Sorry for the length of this mail. It's a complex issue. :-\
I did everything needed to enable the IB and RDMA CM's to have their
own progress threads to handle incoming CM traffic (which is important
because both CM's have timeouts for all their communications) and it
seems to be working fine for simple examples. I posted an hg of this
work (regularly kept in sync with the trunk):
But in talking to Pasha today, we realized that there are big problems
which will undoubtedly show up when running more than trivial examples.
==> Remember that the goal for this work was to have a separate
progress thread *without* all the heavyweight OMPI thread locks.
Specifically: make it work in a build without --enable-progress-
threads or --enable-mpi-threads (we did some preliminary testing with
that stuff enabled and it had a big performance impact).
1. When CM progress thread completes an incoming connection, it sends
a command down a pipe to the main thread indicating that a new
endpoint is ready to use. The pipe message will be noticed by
opal_progress() in the main thread and will run a function to do all
necessary housekeeping (sets the endpoint state to CONNECTED, etc.).

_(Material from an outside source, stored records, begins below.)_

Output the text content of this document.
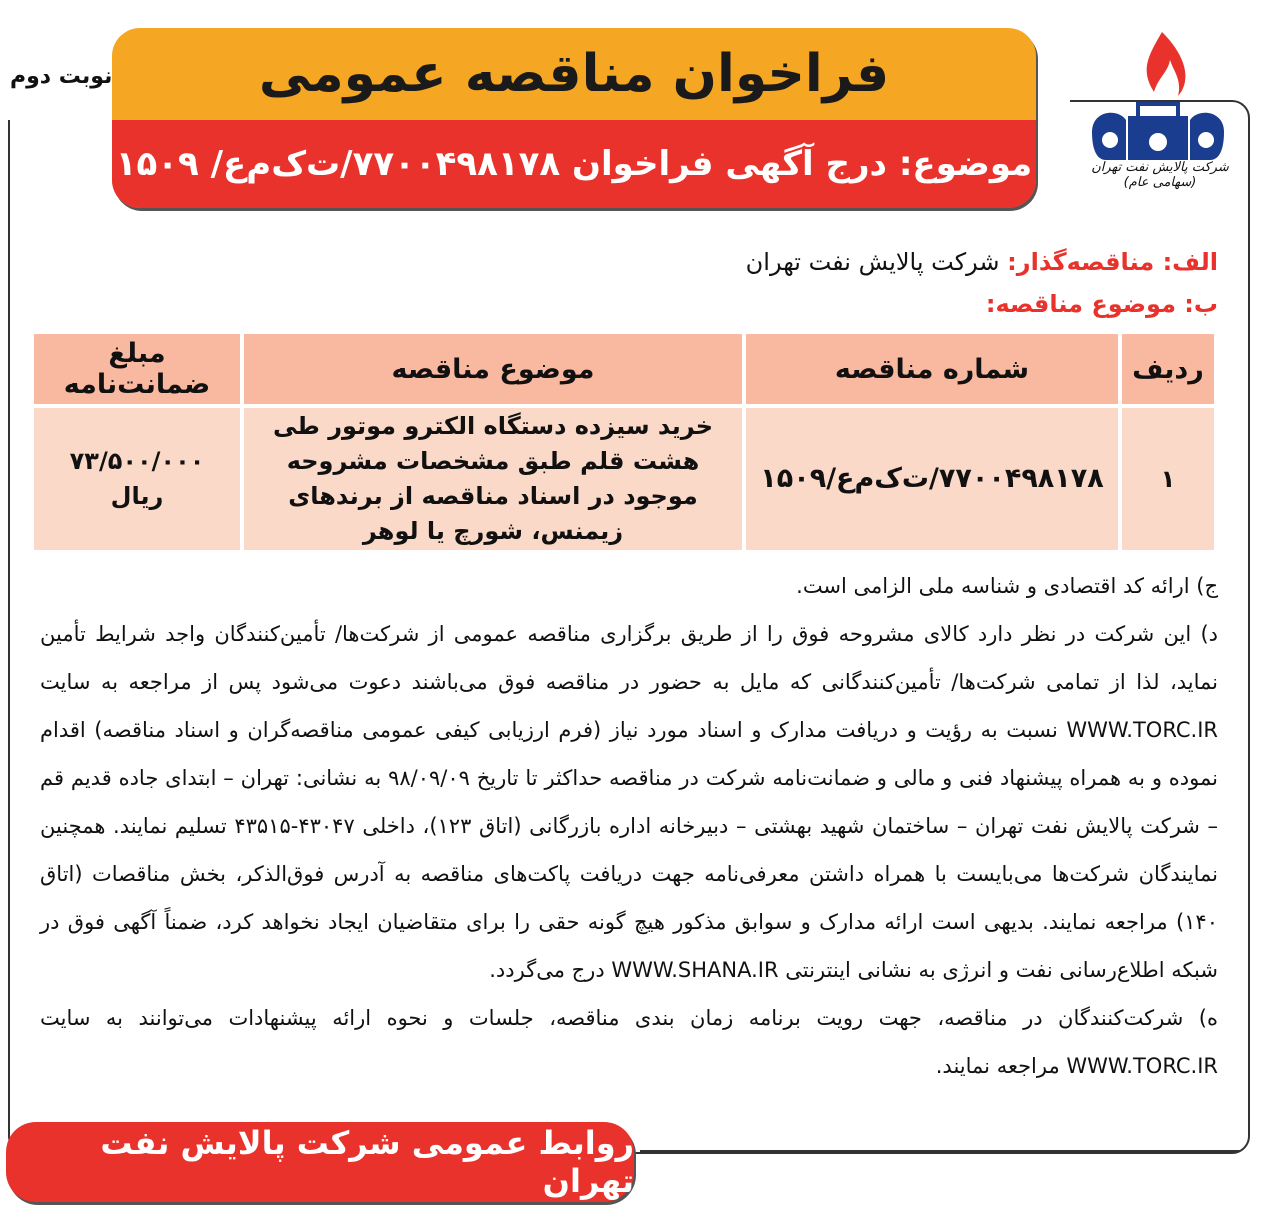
نوبت دوم	فراخوان مناقصه عمومی
موضوع: درج آگهی فراخوان ۷۷۰۰۴۹۸۱۷۸/ت‌ک‌م‌ع/ ۱۵۰۹	شرکت پالایش نفت تهران (سهامی عام)
الف: مناقصه‌گذار: شرکت پالایش نفت تهران
ب: موضوع مناقصه:
ردیف	شماره مناقصه	موضوع مناقصه	مبلغ ضمانت‌نامه
۱	۷۷۰۰۴۹۸۱۷۸/ت‌ک‌م‌ع/۱۵۰۹	خرید سیزده دستگاه الکترو موتور طی هشت قلم طبق مشخصات مشروحه موجود در اسناد مناقصه از برندهای زیمنس، شورچ یا لوهر	۷۳/۵۰۰/۰۰۰
ریال

ج) ارائه کد اقتصادی و شناسه ملی الزامی است.

د) این شرکت در نظر دارد کالای مشروحه فوق را از طریق برگزاری مناقصه عمومی از شرکت‌ها/ تأمین‌کنندگان واجد شرایط تأمین نماید، لذا از تمامی شرکت‌ها/ تأمین‌کنندگانی که مایل به حضور در مناقصه فوق می‌باشند دعوت می‌شود پس از مراجعه به سایت WWW.TORC.IR نسبت به رؤیت و دریافت مدارک و اسناد مورد نیاز (فرم ارزیابی کیفی عمومی مناقصه‌گران و اسناد مناقصه) اقدام نموده و به همراه پیشنهاد فنی و مالی و ضمانت‌نامه شرکت در مناقصه حداکثر تا تاریخ ۹۸/۰۹/۰۹ به نشانی: تهران – ابتدای جاده قدیم قم – شرکت پالایش نفت تهران – ساختمان شهید بهشتی – دبیرخانه اداره بازرگانی (اتاق ۱۲۳)، داخلی ۴۳۰۴۷-۴۳۵۱۵ تسلیم نمایند. همچنین نمایندگان شرکت‌ها می‌بایست با همراه داشتن معرفی‌نامه جهت دریافت پاکت‌های مناقصه به آدرس فوق‌الذکر، بخش مناقصات (اتاق ۱۴۰) مراجعه نمایند. بدیهی است ارائه مدارک و سوابق مذکور هیچ گونه حقی را برای متقاضیان ایجاد نخواهد کرد، ضمناً آگهی فوق در شبکه اطلاع‌رسانی نفت و انرژی به نشانی اینترنتی WWW.SHANA.IR درج می‌گردد.

ه) شرکت‌کنندگان در مناقصه، جهت رویت برنامه زمان بندی مناقصه، جلسات و نحوه ارائه پیشنهادات می‌توانند به سایت WWW.TORC.IR مراجعه نمایند.

روابط عمومی شرکت پالایش نفت تهران
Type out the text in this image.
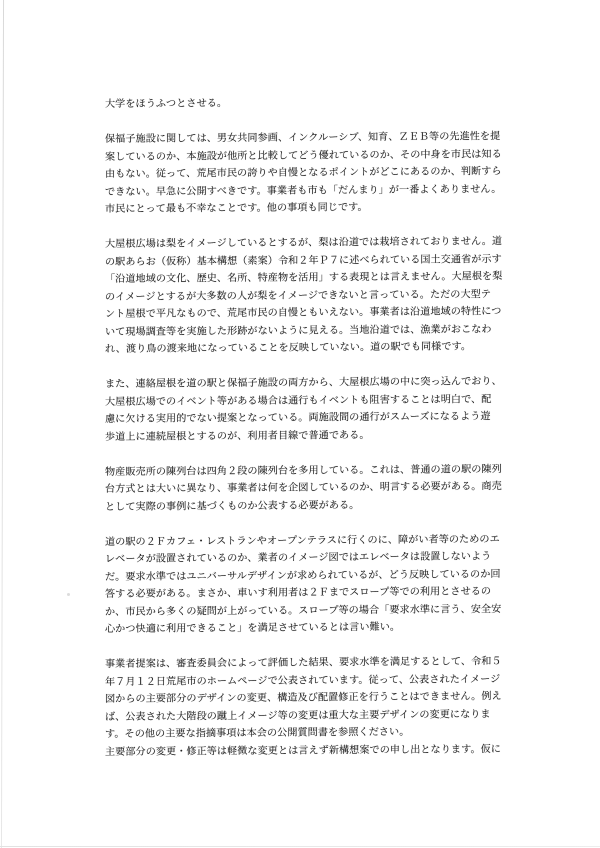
大学をほうふつとさせる。
保福子施設に関しては、男女共同参画、インクルーシブ、知育、ＺＥＢ等の先進性を提
案しているのか、本施設が他所と比較してどう優れているのか、その中身を市民は知る
由もない。従って、荒尾市民の誇りや自慢となるポイントがどこにあるのか、判断すら
できない。早急に公開すべきです。事業者も市も「だんまり」が一番よくありません。
市民にとって最も不幸なことです。他の事項も同じです。
大屋根広場は梨をイメージしているとするが、梨は沿道では栽培されておりません。道
の駅あらお（仮称）基本構想（素案）令和２年Ｐ７に述べられている国土交通省が示す
「沿道地域の文化、歴史、名所、特産物を活用」する表現とは言えません。大屋根を梨
のイメージとするが大多数の人が梨をイメージできないと言っている。ただの大型テ
ント屋根で平凡なもので、荒尾市民の自慢ともいえない。事業者は沿道地域の特性につ
いて現場調査等を実施した形跡がないように見える。当地沿道では、漁業がおこなわ
れ、渡り鳥の渡来地になっていることを反映していない。道の駅でも同様です。
また、連絡屋根を道の駅と保福子施設の両方から、大屋根広場の中に突っ込んでおり、
大屋根広場でのイベント等がある場合は通行もイベントも阻害することは明白で、配
慮に欠ける実用的でない提案となっている。両施設間の通行がスムーズになるよう遊
歩道上に連続屋根とするのが、利用者目線で普通である。
物産販売所の陳列台は四角２段の陳列台を多用している。これは、普通の道の駅の陳列
台方式とは大いに異なり、事業者は何を企図しているのか、明言する必要がある。商売
として実際の事例に基づくものか公表する必要がある。
道の駅の２Ｆカフェ・レストランやオープンテラスに行くのに、障がい者等のためのエ
レベータが設置されているのか、業者のイメージ図ではエレベータは設置しないよう
だ。要求水準ではユニバーサルデザインが求められているが、どう反映しているのか回
答する必要がある。まさか、車いす利用者は２Ｆまでスロープ等での利用とさせるの
か、市民から多くの疑問が上がっている。スロープ等の場合「要求水準に言う、安全安
心かつ快適に利用できること」を満足させているとは言い難い。
事業者提案は、審査委員会によって評価した結果、要求水準を満足するとして、令和５
年７月１２日荒尾市のホームページで公表されています。従って、公表されたイメージ
図からの主要部分のデザインの変更、構造及び配置修正を行うことはできません。例え
ば、公表された大階段の蹴上イメージ等の変更は重大な主要デザインの変更になりま
す。その他の主要な指摘事項は本会の公開質問書を参照ください。
主要部分の変更・修正等は軽微な変更とは言えず新構想案での申し出となります。仮に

But it is possible that the receiver process won't dip into the MPI
layer for a long time (and therefore not call opal_progress and the
housekeeping function). Therefore, it is possible that with an active
sender and a slow receiver, the sender can overwhelm an SRQ. On IB,
this will just generate RNRs and be ok (we configure SRQs to have
infinite RNRs), but I don't understand the semantics of what will
happen on iWARP (it may terminate? I sent an off-list question to
Steve Wise to ask for detail -- we may have other issues with SRQ on
iWARP if this is the case, but let's skip that discussion for now).
Even if we can get the iWARP semantics to work, this feels kinda
icky. Perhaps I'm overreacting and this isn't a problem that needs to
be fixed -- after all, this situation is no different than what
happens after the initial connection, but it still feels icky.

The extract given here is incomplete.